Cabe ao RH da empresa monitorar a rotina dos colaboradores que estão em home office, observando fatores como:

  • Jornada de trabalho diária, de forma a manter a rotina e bem-estar do colaborador;
  • Se os benefícios estão sendo pagos corretamente; 
  • Os materiais e recursos necessários para que trabalhem de maneira mais produtiva;
  • Ajustar o contrato de trabalho para que seja adaptado ao home office;
  • Um prazo máximo para o retorno das atividades presenciais, se necessário
  • O bem-estar de maneira geral do trabalhador no exercício da sua função, como dar a estrutura tecnológica e de equipamentos, e benefícios como auxílios em dinheiro ou se preocupando com a saúde mental dos colaboradores

O que muda com a revogação da MP 905/2019 sobre acidente de trabalho?

A MP 905 de 2019 revogou alguns itens da Lei n.º 8.213/91 como o artigo 21, inciso IV, alínea “d” sobre o enquadramento de acidente de trabalho das ocorrências em trajeto e instituiu o contrato de trabalho verde e amarelo.

Com a revogação dessa Medida Provisória – que vigorou entre novembro de 2019 e abril de 2020 – o trabalhador que sofrer acidente no trajeto do trabalho, volta a ter seus direitos acidentários garantidos.

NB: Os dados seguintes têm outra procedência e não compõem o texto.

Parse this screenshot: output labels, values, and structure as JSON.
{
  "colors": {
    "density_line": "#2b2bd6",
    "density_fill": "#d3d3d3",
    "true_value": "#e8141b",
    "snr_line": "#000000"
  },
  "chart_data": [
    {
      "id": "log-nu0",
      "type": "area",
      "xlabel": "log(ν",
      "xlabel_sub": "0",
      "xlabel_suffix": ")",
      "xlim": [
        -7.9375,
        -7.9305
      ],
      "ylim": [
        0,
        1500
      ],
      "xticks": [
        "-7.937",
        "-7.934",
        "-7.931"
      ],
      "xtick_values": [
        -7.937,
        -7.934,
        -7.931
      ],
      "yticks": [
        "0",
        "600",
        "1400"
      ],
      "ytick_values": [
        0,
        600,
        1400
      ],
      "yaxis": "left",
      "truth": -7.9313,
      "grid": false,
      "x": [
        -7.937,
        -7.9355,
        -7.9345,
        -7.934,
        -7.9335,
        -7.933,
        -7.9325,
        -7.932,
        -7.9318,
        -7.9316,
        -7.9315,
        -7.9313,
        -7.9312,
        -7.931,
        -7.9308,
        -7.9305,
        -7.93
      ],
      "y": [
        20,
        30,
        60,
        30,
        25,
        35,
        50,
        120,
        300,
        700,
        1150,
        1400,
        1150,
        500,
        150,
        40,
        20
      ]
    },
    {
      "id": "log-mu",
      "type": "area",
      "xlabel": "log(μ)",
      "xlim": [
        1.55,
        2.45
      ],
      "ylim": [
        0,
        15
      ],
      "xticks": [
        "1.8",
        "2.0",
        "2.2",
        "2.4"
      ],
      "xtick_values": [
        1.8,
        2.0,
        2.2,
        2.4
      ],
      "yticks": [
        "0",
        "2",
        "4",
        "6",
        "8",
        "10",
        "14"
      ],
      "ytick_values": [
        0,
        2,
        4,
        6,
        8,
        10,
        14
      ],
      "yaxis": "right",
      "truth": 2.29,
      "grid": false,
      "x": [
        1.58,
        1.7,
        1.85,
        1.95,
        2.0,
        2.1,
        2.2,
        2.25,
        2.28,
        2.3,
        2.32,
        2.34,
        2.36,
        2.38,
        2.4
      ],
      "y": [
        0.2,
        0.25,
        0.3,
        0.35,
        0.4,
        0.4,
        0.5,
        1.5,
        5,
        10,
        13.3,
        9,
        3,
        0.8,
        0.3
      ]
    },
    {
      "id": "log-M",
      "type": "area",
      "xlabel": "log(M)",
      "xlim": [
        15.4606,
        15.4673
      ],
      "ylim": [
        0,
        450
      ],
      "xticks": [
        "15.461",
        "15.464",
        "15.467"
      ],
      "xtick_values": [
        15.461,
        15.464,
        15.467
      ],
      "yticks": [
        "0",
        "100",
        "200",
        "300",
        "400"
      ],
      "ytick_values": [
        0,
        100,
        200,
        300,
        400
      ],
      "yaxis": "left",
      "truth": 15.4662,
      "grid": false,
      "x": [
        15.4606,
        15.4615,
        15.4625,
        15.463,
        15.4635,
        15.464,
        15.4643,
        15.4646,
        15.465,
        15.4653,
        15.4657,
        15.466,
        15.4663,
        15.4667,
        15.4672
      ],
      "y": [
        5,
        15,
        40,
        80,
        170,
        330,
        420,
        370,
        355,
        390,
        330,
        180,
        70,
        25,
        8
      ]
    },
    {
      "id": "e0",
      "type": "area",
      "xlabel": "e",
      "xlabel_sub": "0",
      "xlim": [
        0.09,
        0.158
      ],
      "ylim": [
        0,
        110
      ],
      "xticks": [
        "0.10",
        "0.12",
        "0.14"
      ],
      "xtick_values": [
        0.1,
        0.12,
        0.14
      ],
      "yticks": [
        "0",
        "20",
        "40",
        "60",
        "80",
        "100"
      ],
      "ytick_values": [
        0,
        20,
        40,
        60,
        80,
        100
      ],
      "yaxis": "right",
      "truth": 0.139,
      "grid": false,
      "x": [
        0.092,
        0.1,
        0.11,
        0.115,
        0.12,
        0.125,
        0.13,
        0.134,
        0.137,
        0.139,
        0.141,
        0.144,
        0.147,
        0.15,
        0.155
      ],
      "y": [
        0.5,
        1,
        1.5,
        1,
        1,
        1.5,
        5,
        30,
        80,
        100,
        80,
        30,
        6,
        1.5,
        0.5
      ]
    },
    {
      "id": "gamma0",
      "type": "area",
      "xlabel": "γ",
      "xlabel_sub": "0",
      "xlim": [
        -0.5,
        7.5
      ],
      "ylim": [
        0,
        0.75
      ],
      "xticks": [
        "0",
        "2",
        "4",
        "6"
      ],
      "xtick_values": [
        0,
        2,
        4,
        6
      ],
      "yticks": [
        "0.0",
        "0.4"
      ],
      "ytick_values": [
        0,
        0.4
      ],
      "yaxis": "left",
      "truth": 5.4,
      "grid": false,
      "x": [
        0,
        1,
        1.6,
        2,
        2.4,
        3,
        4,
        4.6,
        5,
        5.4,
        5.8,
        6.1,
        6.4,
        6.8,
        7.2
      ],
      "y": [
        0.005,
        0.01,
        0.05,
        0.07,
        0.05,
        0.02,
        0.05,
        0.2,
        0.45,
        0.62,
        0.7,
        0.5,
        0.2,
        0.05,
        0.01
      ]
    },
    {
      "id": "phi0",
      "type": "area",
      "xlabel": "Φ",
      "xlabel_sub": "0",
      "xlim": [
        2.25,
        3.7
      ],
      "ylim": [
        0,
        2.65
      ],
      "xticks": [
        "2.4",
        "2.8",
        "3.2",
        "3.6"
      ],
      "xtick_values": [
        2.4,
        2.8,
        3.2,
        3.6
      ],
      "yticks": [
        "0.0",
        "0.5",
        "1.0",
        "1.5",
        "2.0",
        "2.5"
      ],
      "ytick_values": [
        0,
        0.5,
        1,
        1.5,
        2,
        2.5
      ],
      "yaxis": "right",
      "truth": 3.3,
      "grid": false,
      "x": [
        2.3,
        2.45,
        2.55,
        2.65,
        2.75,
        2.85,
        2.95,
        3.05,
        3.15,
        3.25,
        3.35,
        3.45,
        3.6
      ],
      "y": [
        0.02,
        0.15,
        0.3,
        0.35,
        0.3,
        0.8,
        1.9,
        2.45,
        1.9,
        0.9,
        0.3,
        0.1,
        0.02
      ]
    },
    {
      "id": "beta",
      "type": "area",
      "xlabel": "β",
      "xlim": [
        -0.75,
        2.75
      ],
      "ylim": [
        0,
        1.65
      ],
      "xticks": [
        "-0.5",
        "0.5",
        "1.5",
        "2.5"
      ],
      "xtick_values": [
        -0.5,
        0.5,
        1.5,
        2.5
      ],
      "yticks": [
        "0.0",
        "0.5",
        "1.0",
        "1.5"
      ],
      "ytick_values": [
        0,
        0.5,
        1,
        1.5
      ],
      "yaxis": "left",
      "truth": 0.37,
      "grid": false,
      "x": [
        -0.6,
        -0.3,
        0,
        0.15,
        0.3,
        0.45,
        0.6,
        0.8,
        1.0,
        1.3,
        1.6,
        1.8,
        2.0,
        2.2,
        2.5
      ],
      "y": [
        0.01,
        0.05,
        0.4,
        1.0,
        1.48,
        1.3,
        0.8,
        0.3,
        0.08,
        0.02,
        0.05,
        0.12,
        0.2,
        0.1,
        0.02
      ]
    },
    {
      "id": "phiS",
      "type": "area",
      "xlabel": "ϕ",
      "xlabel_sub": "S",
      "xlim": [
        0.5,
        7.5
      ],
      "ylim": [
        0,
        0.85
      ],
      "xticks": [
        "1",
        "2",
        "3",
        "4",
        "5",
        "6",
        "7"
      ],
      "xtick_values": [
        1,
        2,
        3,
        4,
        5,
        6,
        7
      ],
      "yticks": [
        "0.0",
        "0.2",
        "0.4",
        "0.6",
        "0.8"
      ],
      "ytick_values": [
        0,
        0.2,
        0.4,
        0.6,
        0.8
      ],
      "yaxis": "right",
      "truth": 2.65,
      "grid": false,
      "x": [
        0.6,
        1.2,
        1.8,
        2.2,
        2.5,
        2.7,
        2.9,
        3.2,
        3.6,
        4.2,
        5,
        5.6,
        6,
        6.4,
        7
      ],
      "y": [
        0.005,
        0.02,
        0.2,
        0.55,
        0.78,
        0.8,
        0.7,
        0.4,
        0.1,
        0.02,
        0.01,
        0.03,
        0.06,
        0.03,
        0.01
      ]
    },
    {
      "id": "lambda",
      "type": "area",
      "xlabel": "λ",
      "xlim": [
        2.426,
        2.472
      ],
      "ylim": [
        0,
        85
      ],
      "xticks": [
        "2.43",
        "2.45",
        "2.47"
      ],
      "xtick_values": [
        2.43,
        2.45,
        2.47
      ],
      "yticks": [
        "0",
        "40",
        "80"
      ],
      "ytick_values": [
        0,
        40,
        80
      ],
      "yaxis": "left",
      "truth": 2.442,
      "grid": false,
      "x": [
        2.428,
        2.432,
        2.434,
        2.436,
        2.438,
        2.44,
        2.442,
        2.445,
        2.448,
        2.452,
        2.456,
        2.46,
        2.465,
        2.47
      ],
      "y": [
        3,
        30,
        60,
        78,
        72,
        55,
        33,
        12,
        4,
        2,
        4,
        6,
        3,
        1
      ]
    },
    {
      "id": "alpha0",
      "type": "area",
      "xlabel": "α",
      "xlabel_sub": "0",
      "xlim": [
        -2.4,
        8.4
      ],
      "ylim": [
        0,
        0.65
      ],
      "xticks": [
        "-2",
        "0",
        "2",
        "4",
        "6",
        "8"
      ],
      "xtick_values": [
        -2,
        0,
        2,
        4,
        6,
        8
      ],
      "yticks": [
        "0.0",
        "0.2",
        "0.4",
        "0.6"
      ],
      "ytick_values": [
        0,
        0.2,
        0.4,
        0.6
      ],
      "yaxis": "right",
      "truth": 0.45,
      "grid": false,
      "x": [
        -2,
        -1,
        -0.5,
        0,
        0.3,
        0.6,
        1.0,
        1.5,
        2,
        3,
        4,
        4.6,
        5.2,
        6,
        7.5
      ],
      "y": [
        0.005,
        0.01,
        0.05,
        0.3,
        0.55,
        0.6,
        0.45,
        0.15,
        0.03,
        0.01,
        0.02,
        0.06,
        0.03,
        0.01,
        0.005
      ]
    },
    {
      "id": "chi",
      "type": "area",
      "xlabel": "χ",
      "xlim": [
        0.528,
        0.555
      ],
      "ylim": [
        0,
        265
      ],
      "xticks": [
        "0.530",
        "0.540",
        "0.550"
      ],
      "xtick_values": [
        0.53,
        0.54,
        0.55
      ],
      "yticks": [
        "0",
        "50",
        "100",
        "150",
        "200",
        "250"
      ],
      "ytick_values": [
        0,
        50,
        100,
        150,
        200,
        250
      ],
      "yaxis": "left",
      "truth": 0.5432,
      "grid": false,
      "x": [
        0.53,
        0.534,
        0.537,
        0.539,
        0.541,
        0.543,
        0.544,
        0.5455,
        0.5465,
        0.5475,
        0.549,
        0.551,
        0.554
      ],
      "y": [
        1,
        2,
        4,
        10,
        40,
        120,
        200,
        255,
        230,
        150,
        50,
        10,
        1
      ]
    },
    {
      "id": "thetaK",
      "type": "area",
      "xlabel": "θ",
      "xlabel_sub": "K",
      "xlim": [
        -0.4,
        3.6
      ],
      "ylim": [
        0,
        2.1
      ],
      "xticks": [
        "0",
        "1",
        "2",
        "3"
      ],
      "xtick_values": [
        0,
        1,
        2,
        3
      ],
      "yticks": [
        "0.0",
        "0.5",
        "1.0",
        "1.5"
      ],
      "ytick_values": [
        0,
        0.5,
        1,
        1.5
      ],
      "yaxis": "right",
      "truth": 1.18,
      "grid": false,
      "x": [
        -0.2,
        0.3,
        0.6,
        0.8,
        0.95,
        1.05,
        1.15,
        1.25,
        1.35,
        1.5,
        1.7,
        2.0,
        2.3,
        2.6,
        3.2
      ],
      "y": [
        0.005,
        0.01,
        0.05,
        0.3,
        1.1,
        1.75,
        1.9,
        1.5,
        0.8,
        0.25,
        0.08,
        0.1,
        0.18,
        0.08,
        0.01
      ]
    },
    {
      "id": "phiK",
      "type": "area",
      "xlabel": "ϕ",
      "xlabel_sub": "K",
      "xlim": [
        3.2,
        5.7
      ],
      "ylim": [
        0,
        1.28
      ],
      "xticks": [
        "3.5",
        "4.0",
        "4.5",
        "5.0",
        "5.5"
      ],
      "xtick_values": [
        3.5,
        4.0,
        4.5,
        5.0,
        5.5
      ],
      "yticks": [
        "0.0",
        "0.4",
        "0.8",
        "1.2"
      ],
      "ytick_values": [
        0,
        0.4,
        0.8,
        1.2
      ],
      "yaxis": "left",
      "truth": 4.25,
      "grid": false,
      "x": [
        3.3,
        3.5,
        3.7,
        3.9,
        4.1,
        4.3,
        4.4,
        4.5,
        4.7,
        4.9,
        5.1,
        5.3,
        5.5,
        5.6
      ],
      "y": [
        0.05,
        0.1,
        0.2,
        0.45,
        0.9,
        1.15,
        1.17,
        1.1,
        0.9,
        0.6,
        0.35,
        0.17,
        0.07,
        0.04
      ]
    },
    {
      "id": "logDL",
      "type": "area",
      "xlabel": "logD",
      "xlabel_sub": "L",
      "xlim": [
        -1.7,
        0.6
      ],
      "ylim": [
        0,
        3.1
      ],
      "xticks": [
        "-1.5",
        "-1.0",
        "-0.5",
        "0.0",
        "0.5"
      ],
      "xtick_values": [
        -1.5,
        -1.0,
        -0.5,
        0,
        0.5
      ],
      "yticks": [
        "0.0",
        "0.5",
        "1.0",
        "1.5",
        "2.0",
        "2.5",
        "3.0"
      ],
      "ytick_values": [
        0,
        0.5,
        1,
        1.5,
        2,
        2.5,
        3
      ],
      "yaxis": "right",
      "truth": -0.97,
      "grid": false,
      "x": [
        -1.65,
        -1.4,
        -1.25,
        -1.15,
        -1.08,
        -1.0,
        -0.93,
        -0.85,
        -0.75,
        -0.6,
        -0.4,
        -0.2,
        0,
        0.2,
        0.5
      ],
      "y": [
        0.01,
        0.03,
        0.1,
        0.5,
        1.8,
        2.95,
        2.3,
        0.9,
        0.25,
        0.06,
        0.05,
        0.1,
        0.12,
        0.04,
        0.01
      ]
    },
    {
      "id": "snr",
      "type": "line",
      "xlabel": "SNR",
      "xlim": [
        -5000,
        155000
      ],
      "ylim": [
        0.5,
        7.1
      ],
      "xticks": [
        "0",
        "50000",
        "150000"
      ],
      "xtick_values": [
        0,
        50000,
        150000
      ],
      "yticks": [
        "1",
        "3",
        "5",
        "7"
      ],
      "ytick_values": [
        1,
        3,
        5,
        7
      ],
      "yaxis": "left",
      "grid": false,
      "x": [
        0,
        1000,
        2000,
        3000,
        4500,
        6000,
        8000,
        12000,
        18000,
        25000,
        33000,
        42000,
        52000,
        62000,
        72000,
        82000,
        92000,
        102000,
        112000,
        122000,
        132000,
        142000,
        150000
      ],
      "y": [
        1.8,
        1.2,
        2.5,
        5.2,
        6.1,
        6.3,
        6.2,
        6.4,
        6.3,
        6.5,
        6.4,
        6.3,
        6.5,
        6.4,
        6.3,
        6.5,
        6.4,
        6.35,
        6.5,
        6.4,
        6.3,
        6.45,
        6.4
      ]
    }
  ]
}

Mas é muito importante que tanto funcionários como gestores estejam atentos ao aplicarem as medidas corretas, pois para contratos firmados após 20 de abril de 2020, acidentes de trajetos serão considerados acidentes de trabalho, tal como dispõe a Lei n.º 8.213/91

Para contratos verde e amarelo firmados entre 1 de janeiro e 20 de abril de 2020 ainda seguem os princípios e exatos termos da MP 905, ou seja, não consideram o trajeto no acidente de trabalho. 

Exclusivamente para esses contratos, a comunicação junto ao CAT não é necessária, assim como não há obrigação de estabilidade de 12 meses após o retorno.

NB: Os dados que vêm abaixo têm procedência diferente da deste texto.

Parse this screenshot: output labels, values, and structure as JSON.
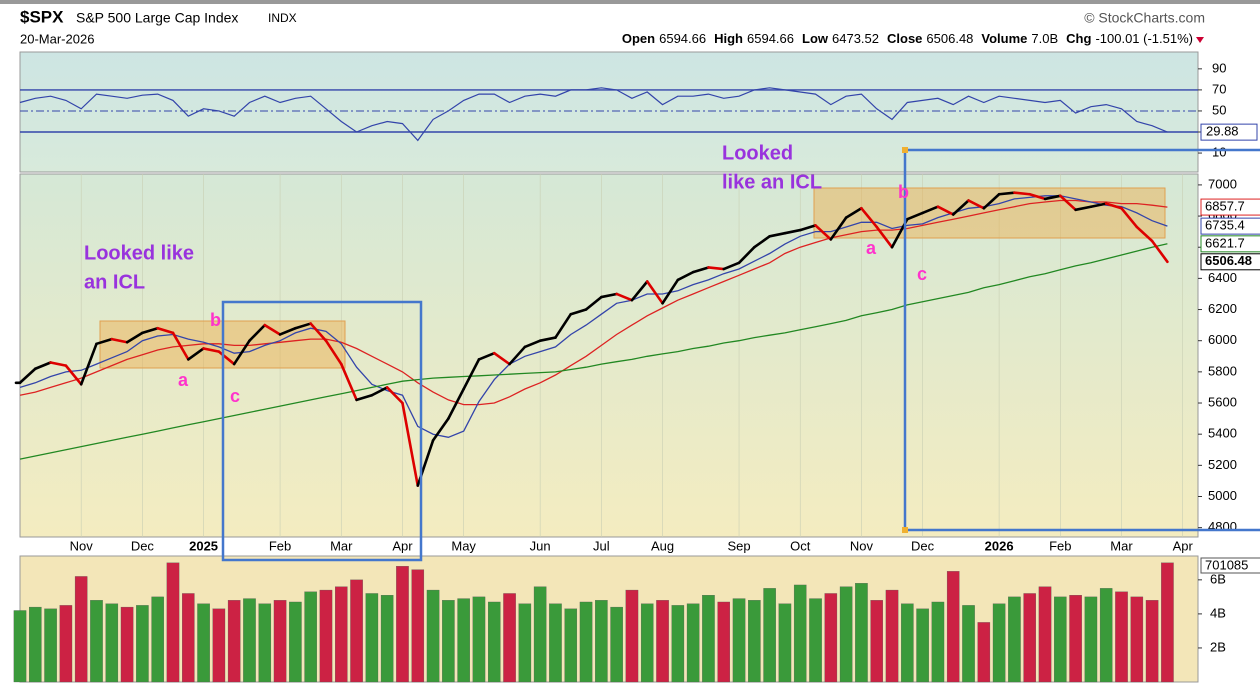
{
  "chart_data": {
    "type": "stock",
    "title": "$SPX",
    "subtitle": "S&P 500 Large Cap Index",
    "exchange": "INDX",
    "source": "© StockCharts.com",
    "date": "20-Mar-2026",
    "quote": [
      {
        "label": "Open",
        "text": "6594.66"
      },
      {
        "label": "High",
        "text": "6594.66"
      },
      {
        "label": "Low",
        "text": "6473.52"
      },
      {
        "label": "Close",
        "text": "6506.48"
      },
      {
        "label": "Volume",
        "text": "7.0B"
      },
      {
        "label": "Chg",
        "text": "-100.01 (-1.51%)"
      }
    ],
    "categories": [
      null,
      null,
      null,
      null,
      "Nov",
      null,
      null,
      null,
      "Dec",
      null,
      null,
      null,
      "2025",
      null,
      null,
      null,
      null,
      "Feb",
      null,
      null,
      null,
      "Mar",
      null,
      null,
      null,
      "Apr",
      null,
      null,
      null,
      "May",
      null,
      null,
      null,
      null,
      "Jun",
      null,
      null,
      null,
      "Jul",
      null,
      null,
      null,
      "Aug",
      null,
      null,
      null,
      null,
      "Sep",
      null,
      null,
      null,
      "Oct",
      null,
      null,
      null,
      "Nov",
      null,
      null,
      null,
      "Dec",
      null,
      null,
      null,
      null,
      "2026",
      null,
      null,
      null,
      "Feb",
      null,
      null,
      null,
      "Mar",
      null,
      null,
      null,
      "Apr",
      null
    ],
    "rsi": {
      "ylim": [
        -8,
        106
      ],
      "yticks": [
        90,
        70,
        50,
        30,
        10
      ],
      "color": "#3344aa",
      "values": [
        58,
        62,
        64,
        60,
        52,
        66,
        64,
        62,
        65,
        66,
        60,
        45,
        52,
        50,
        45,
        58,
        64,
        58,
        62,
        64,
        52,
        40,
        30,
        36,
        40,
        38,
        22,
        42,
        50,
        60,
        66,
        66,
        58,
        64,
        66,
        64,
        70,
        70,
        72,
        70,
        62,
        68,
        56,
        64,
        64,
        66,
        62,
        64,
        70,
        72,
        70,
        68,
        66,
        56,
        64,
        66,
        52,
        42,
        58,
        60,
        62,
        56,
        64,
        58,
        64,
        62,
        60,
        58,
        60,
        48,
        54,
        56,
        52,
        40,
        36,
        29.88,
        null,
        null
      ]
    },
    "price": {
      "ylim": [
        4740,
        7070
      ],
      "yticks": [
        4800,
        5000,
        5200,
        5400,
        5600,
        5800,
        6000,
        6200,
        6400,
        6600,
        6800,
        7000
      ],
      "up_color": "#000000",
      "down_color": "#dd0000",
      "values": [
        5730,
        5820,
        5860,
        5840,
        5720,
        5980,
        6010,
        5990,
        6050,
        6080,
        6050,
        5880,
        5950,
        5930,
        5850,
        6000,
        6100,
        6040,
        6080,
        6110,
        6000,
        5850,
        5620,
        5650,
        5700,
        5600,
        5070,
        5360,
        5500,
        5690,
        5880,
        5920,
        5850,
        5960,
        6000,
        6020,
        6170,
        6200,
        6280,
        6300,
        6260,
        6380,
        6240,
        6390,
        6440,
        6470,
        6460,
        6500,
        6600,
        6670,
        6690,
        6710,
        6740,
        6650,
        6790,
        6850,
        6730,
        6600,
        6780,
        6820,
        6860,
        6810,
        6900,
        6850,
        6940,
        6950,
        6940,
        6910,
        6930,
        6840,
        6860,
        6880,
        6850,
        6730,
        6640,
        6506.48,
        null,
        null
      ],
      "ma": [
        {
          "color": "#dd2222",
          "values": [
            5650,
            5670,
            5700,
            5730,
            5760,
            5800,
            5840,
            5880,
            5910,
            5940,
            5960,
            5970,
            5980,
            5980,
            5970,
            5970,
            5980,
            5990,
            6000,
            6010,
            6010,
            5990,
            5950,
            5900,
            5850,
            5800,
            5730,
            5670,
            5620,
            5590,
            5590,
            5600,
            5640,
            5690,
            5730,
            5780,
            5840,
            5900,
            5970,
            6040,
            6100,
            6160,
            6210,
            6260,
            6300,
            6340,
            6380,
            6420,
            6460,
            6500,
            6560,
            6600,
            6630,
            6660,
            6680,
            6700,
            6710,
            6710,
            6720,
            6740,
            6760,
            6780,
            6800,
            6820,
            6840,
            6860,
            6880,
            6890,
            6900,
            6900,
            6890,
            6890,
            6880,
            6880,
            6870,
            6857.7,
            null,
            null
          ]
        },
        {
          "color": "#3344aa",
          "values": [
            5700,
            5730,
            5770,
            5800,
            5810,
            5850,
            5890,
            5930,
            6000,
            6030,
            6040,
            6010,
            5990,
            5960,
            5920,
            5930,
            5970,
            6000,
            6050,
            6080,
            6060,
            5980,
            5830,
            5720,
            5680,
            5650,
            5450,
            5400,
            5380,
            5420,
            5610,
            5750,
            5850,
            5900,
            5930,
            5960,
            6040,
            6100,
            6170,
            6240,
            6260,
            6300,
            6300,
            6320,
            6360,
            6390,
            6430,
            6460,
            6510,
            6560,
            6620,
            6670,
            6700,
            6700,
            6730,
            6760,
            6760,
            6720,
            6740,
            6750,
            6790,
            6820,
            6850,
            6860,
            6880,
            6910,
            6920,
            6930,
            6930,
            6910,
            6890,
            6870,
            6860,
            6820,
            6770,
            6735.4,
            null,
            null
          ]
        },
        {
          "color": "#228822",
          "values": [
            5240,
            5260,
            5280,
            5300,
            5320,
            5340,
            5360,
            5380,
            5400,
            5420,
            5440,
            5460,
            5480,
            5500,
            5520,
            5540,
            5560,
            5580,
            5600,
            5620,
            5640,
            5660,
            5680,
            5700,
            5720,
            5740,
            5750,
            5760,
            5765,
            5770,
            5775,
            5780,
            5785,
            5790,
            5795,
            5800,
            5815,
            5830,
            5850,
            5865,
            5880,
            5900,
            5915,
            5930,
            5950,
            5965,
            5985,
            6000,
            6020,
            6035,
            6050,
            6070,
            6090,
            6110,
            6130,
            6160,
            6180,
            6200,
            6230,
            6250,
            6270,
            6290,
            6310,
            6340,
            6360,
            6385,
            6410,
            6430,
            6455,
            6480,
            6500,
            6525,
            6550,
            6575,
            6600,
            6621.7,
            null,
            null
          ]
        }
      ],
      "annotations": [
        "Looked like",
        "an ICL",
        "a",
        "b",
        "c",
        "Looked",
        "like an ICL",
        "a",
        "b",
        "c"
      ]
    },
    "volume": {
      "ylim": [
        0,
        7.4
      ],
      "yticks": [
        {
          "value": 2,
          "label": "2B"
        },
        {
          "value": 4,
          "label": "4B"
        },
        {
          "value": 6,
          "label": "6B"
        }
      ],
      "current_label": "701085",
      "up_color": "#3a9a3a",
      "down_color": "#cc2244",
      "values": [
        4.2,
        4.4,
        4.3,
        4.5,
        6.2,
        4.8,
        4.6,
        4.4,
        4.5,
        5.0,
        7.0,
        5.2,
        4.6,
        4.3,
        4.8,
        4.9,
        4.6,
        4.8,
        4.7,
        5.3,
        5.4,
        5.6,
        6.0,
        5.2,
        5.1,
        6.8,
        6.6,
        5.4,
        4.8,
        4.9,
        5.0,
        4.7,
        5.2,
        4.6,
        5.6,
        4.6,
        4.3,
        4.7,
        4.8,
        4.4,
        5.4,
        4.6,
        4.8,
        4.5,
        4.6,
        5.1,
        4.7,
        4.9,
        4.8,
        5.5,
        4.6,
        5.7,
        4.9,
        5.2,
        5.6,
        5.8,
        4.8,
        5.4,
        4.6,
        4.3,
        4.7,
        6.5,
        4.5,
        3.5,
        4.6,
        5.0,
        5.2,
        5.6,
        5.0,
        5.1,
        5.0,
        5.5,
        5.3,
        5.0,
        4.8,
        7.0,
        null,
        null
      ]
    }
  }
}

Coronavírus pode ser considerado acidente de trabalho?

Existem algumas condições para o contágio por COVID-19 (Coronavírus) ser caracterizado como doença do trabalho. De  acordo com a Lei n.º 8.213/91 no art. 20, parágrafo 1, letra “d” e decisão do STF na Ação Declaratória de Inconstitucionalidade n. 6342 (e outras),, o empregado deve enviar um comprovante. 

Nesse documento deve constar  que a doença resultou da exposição no local de trabalho ou o contato direto pela própria natureza do trabalho (hospitais, laboratórios, etc.), considerando se tratar de endemia/pandemia que, em princípio, não era considerada acidente de trabalho.

Ao comprovar acidente de trabalho, o colaborador tem direito a 15 dias de afastamento pagos pela empresa e a auxílio pago pelo INSS a partir do 16º dia. E após o período que ficou fora de serviço, o funcionário tem 12 meses de estabilidade no emprego e não pode ser dispensado sem justa causa.

Por isso é tão importante que as empresas, de serviços essenciais que não tiveram suas atividades suspensas, forneçam os equipamentos de proteção individual, como máscaras, luvas e álcool em gel para seus colaboradores. 

A falta de distribuição desses equipamentos pode mostrar a vulnerabilidade do trabalhador e ser comprovado como irresponsabilidade da empresa.

Viu como o assunto é bastante sério? Para garantir uma gestão segura e humanizada, considere bem as técnicas e os procedimentos para a prevenção. Proteja o time e contribua para que eles ofereçam o melhor desempenho.